Hacker News new | ask | show | jobs
by hoosieree 695 days ago
If you're lucky, someone releases code+data associated with their published paper. If you're really lucky, that code and data is in the same state as it was in the published paper. If you're really really lucky, someone besides the author can get it to run.

If you can consistently locate and run academic publication code without direct help from the authors, you are The Chosen One.

[edit]

In seriousness, reproducibility is also my biggest concern. Scientific/academic publishing could do a lot better than rendering pretty static documents - we can provide the data, code, version control, and build processes which produced the paper so anyone can reproduce what they see in the paper. AND we could host them together so they're bidirectionally linked, to facilitate other scientists building on top of our work.

That could be our future, with the right incentive structures in place.

1 comments

Isn't that the idea (or perhaps the promise) of languages like R or notebook tools like Jupyter or Collab, which provide a means to ingest, clean, analyse and present your data, then share the code you've used to do that.
Notebooks aren't very git-friendly, so in practice you rarely know which version produced the paper.

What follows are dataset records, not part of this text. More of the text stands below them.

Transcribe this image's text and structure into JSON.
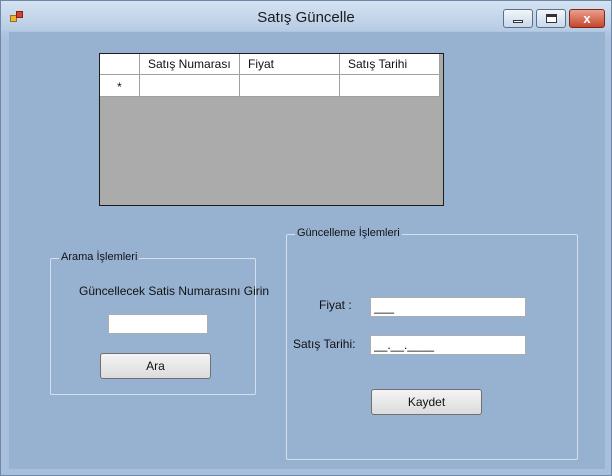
{
  "window": {
    "title": "Satış Güncelle",
    "close_glyph": "x"
  },
  "grid": {
    "columns": [
      "",
      "Satış Numarası",
      "Fiyat",
      "Satış Tarihi"
    ],
    "new_row_marker": "*"
  },
  "search_group": {
    "legend": "Arama İşlemleri",
    "prompt": "Güncellecek Satis Numarasını  Girin",
    "input_value": "",
    "button_label": "Ara"
  },
  "update_group": {
    "legend": "Güncelleme İşlemleri",
    "price_label": "Fiyat :",
    "price_value": "___",
    "date_label": "Satış Tarihi:",
    "date_value": "__.__.____",
    "button_label": "Kaydet"
  }
}
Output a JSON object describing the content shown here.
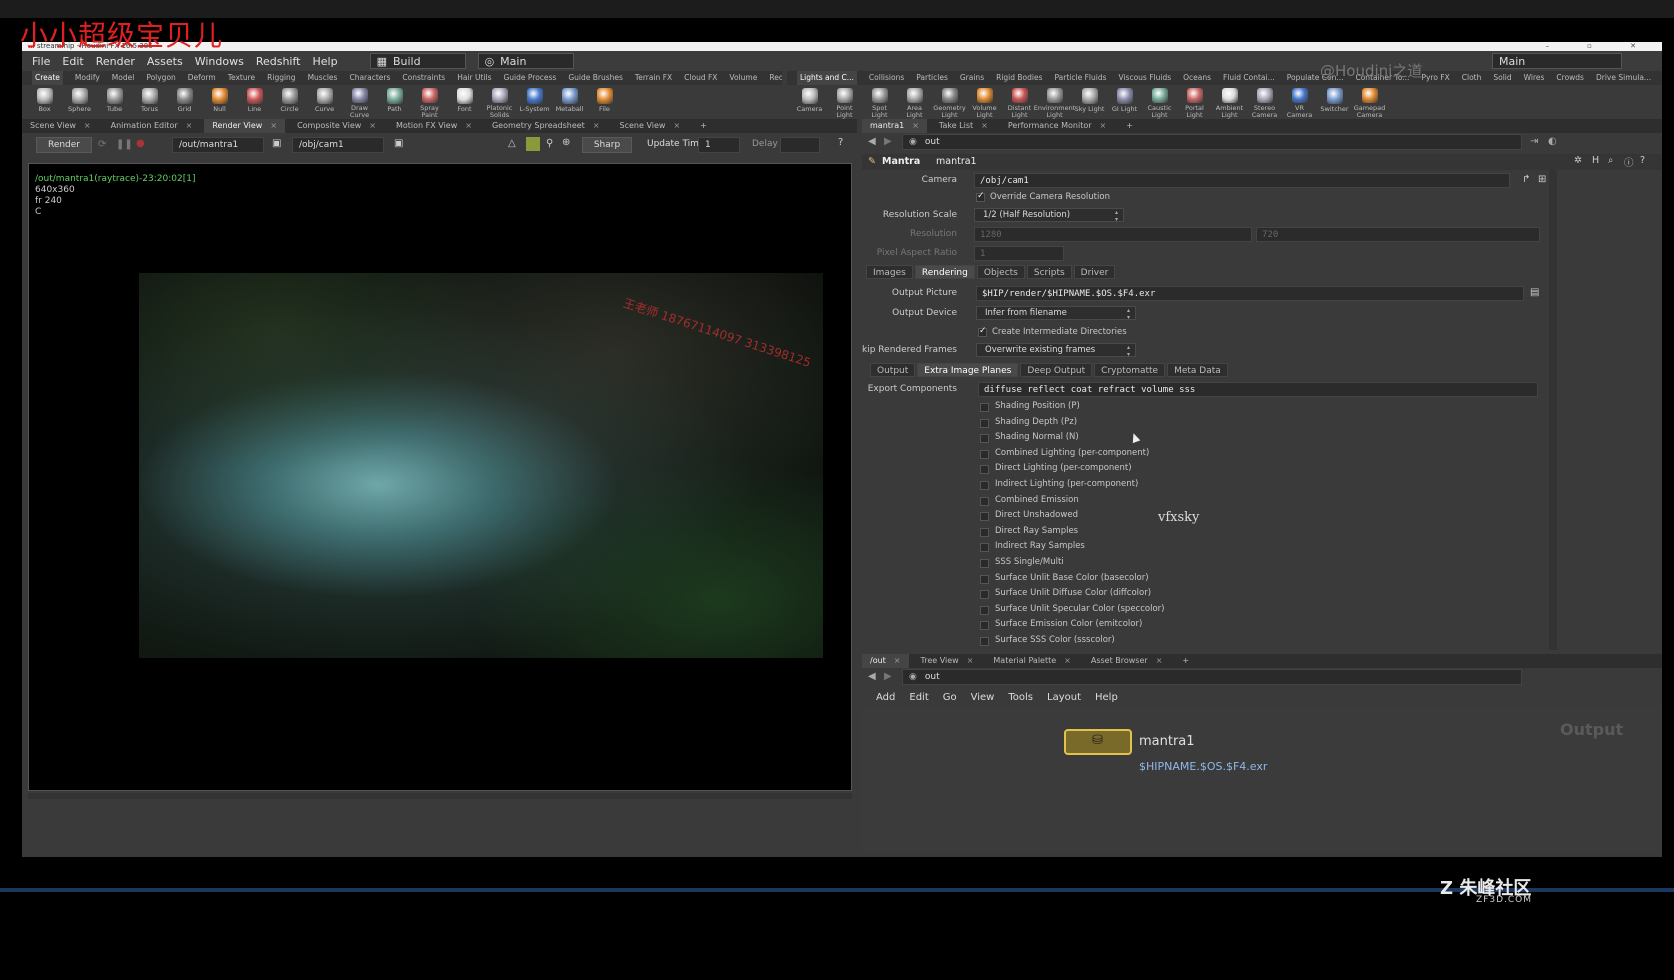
{
  "overlay_title": "小小超级宝贝儿",
  "window": {
    "title": "... stream.hip - Houdini FX 16.5.386"
  },
  "menu": [
    "File",
    "Edit",
    "Render",
    "Assets",
    "Windows",
    "Redshift",
    "Help"
  ],
  "desktop": {
    "build": "Build",
    "main": "Main",
    "main_right": "Main"
  },
  "shelf_tabs_left": [
    "Create",
    "Modify",
    "Model",
    "Polygon",
    "Deform",
    "Texture",
    "Rigging",
    "Muscles",
    "Characters",
    "Constraints",
    "Hair Utils",
    "Guide Process",
    "Guide Brushes",
    "Terrain FX",
    "Cloud FX",
    "Volume",
    "Redshift"
  ],
  "shelf_tabs_right": [
    "Lights and C...",
    "Collisions",
    "Particles",
    "Grains",
    "Rigid Bodies",
    "Particle Fluids",
    "Viscous Fluids",
    "Oceans",
    "Fluid Contai...",
    "Populate Con...",
    "Container To...",
    "Pyro FX",
    "Cloth",
    "Solid",
    "Wires",
    "Crowds",
    "Drive Simula..."
  ],
  "tools_left": [
    "Box",
    "Sphere",
    "Tube",
    "Torus",
    "Grid",
    "Null",
    "Line",
    "Circle",
    "Curve",
    "Draw Curve",
    "Path",
    "Spray Paint",
    "Font",
    "Platonic Solids",
    "L-System",
    "Metaball",
    "File"
  ],
  "tools_right": [
    "Camera",
    "Point Light",
    "Spot Light",
    "Area Light",
    "Geometry Light",
    "Volume Light",
    "Distant Light",
    "Environment Light",
    "Sky Light",
    "GI Light",
    "Caustic Light",
    "Portal Light",
    "Ambient Light",
    "Stereo Camera",
    "VR Camera",
    "Switcher",
    "Gamepad Camera"
  ],
  "left_tabs": [
    "Scene View",
    "Animation Editor",
    "Render View",
    "Composite View",
    "Motion FX View",
    "Geometry Spreadsheet",
    "Scene View"
  ],
  "render_view": {
    "render_label": "Render",
    "rop_path": "/out/mantra1",
    "camera_path": "/obj/cam1",
    "sharp": "Sharp",
    "update_time_label": "Update Time",
    "update_time_value": "1",
    "delay_label": "Delay",
    "info_path": "/out/mantra1(raytrace)-23:20:02[1]",
    "info_res": "640x360",
    "info_frame": "fr 240",
    "info_c": "C",
    "watermark": "王老师 18767114097 313398125"
  },
  "right_tabs": [
    "mantra1",
    "Take List",
    "Performance Monitor"
  ],
  "param_path": "out",
  "param_header": {
    "type": "Mantra",
    "name": "mantra1"
  },
  "params": {
    "camera_label": "Camera",
    "camera_value": "/obj/cam1",
    "override_label": "Override Camera Resolution",
    "res_scale_label": "Resolution Scale",
    "res_scale_value": "1/2 (Half Resolution)",
    "resolution_label": "Resolution",
    "res_x": "1280",
    "res_y": "720",
    "pixel_aspect_label": "Pixel Aspect Ratio",
    "pixel_aspect_value": "1",
    "main_tabs": [
      "Images",
      "Rendering",
      "Objects",
      "Scripts",
      "Driver"
    ],
    "output_picture_label": "Output Picture",
    "output_picture_value": "$HIP/render/$HIPNAME.$OS.$F4.exr",
    "output_device_label": "Output Device",
    "output_device_value": "Infer from filename",
    "create_dirs_label": "Create Intermediate Directories",
    "skip_label": "Skip Rendered Frames",
    "skip_value": "Overwrite existing frames",
    "sub_tabs": [
      "Output",
      "Extra Image Planes",
      "Deep Output",
      "Cryptomatte",
      "Meta Data"
    ],
    "export_label": "Export Components",
    "export_value": "diffuse reflect coat refract volume sss",
    "planes": [
      "Shading Position (P)",
      "Shading Depth (Pz)",
      "Shading Normal (N)",
      "Combined Lighting (per-component)",
      "Direct Lighting (per-component)",
      "Indirect Lighting (per-component)",
      "Combined Emission",
      "Direct Unshadowed",
      "Direct Ray Samples",
      "Indirect Ray Samples",
      "SSS Single/Multi",
      "Surface Unlit Base Color (basecolor)",
      "Surface Unlit Diffuse Color (diffcolor)",
      "Surface Unlit Specular Color (speccolor)",
      "Surface Emission Color (emitcolor)",
      "Surface SSS Color (ssscolor)"
    ]
  },
  "vfxsky": "vfxsky",
  "weibo": "@Houdini之道",
  "net_tabs": [
    "/out",
    "Tree View",
    "Material Palette",
    "Asset Browser"
  ],
  "net_path": "out",
  "net_menu": [
    "Add",
    "Edit",
    "Go",
    "View",
    "Tools",
    "Layout",
    "Help"
  ],
  "node": {
    "name": "mantra1",
    "output": "$HIPNAME.$OS.$F4.exr",
    "flag": "Output"
  },
  "brand": {
    "name": "朱峰社区",
    "site": "ZF3D.COM"
  }
}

The fact you can run notebook cells out-of-order exacerbates this problem. Not only do you not know what version the entire file was, you also don't know in what order or how many times each cell within the file executed in order to produce the plots you see in the paper.

This isn't to discount the improvement in UX that you get from notebooks compared to my preferred alternative (emacs with org-mode). Maybe I'm just bitter that the ipynb format exists at all. If notebooks were just a UX layered on top of emacs+org-mode, that would fix most of the core issues.

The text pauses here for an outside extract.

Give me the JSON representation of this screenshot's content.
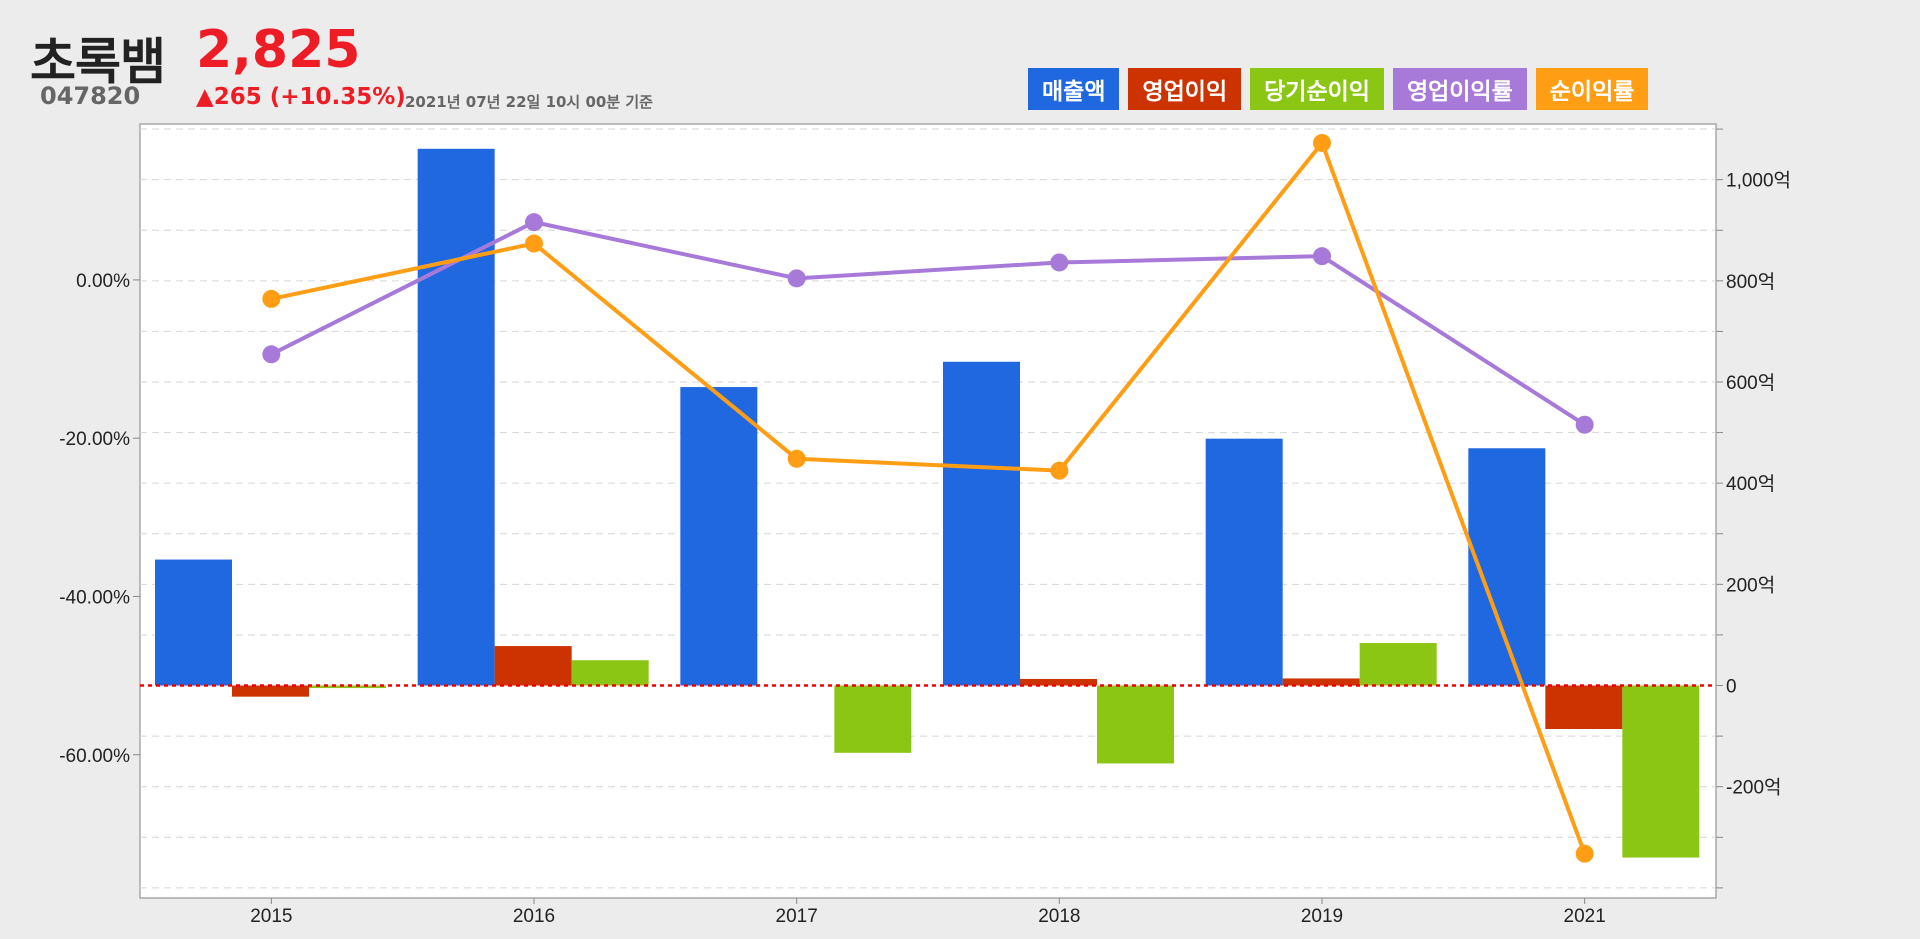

I like notebooks, they are a useful tool. But they are just a slight adjustment to the programming model and an alternative type IDE. It does not do much in terms of helping reproducibility. Data, software and dependency versioning is much more important. And verification that the code indeed runs on another machine, and produces the correct results. Setting up CI for the project, and basic end2end tests is the minimum level I set for my research (in applied machine learning).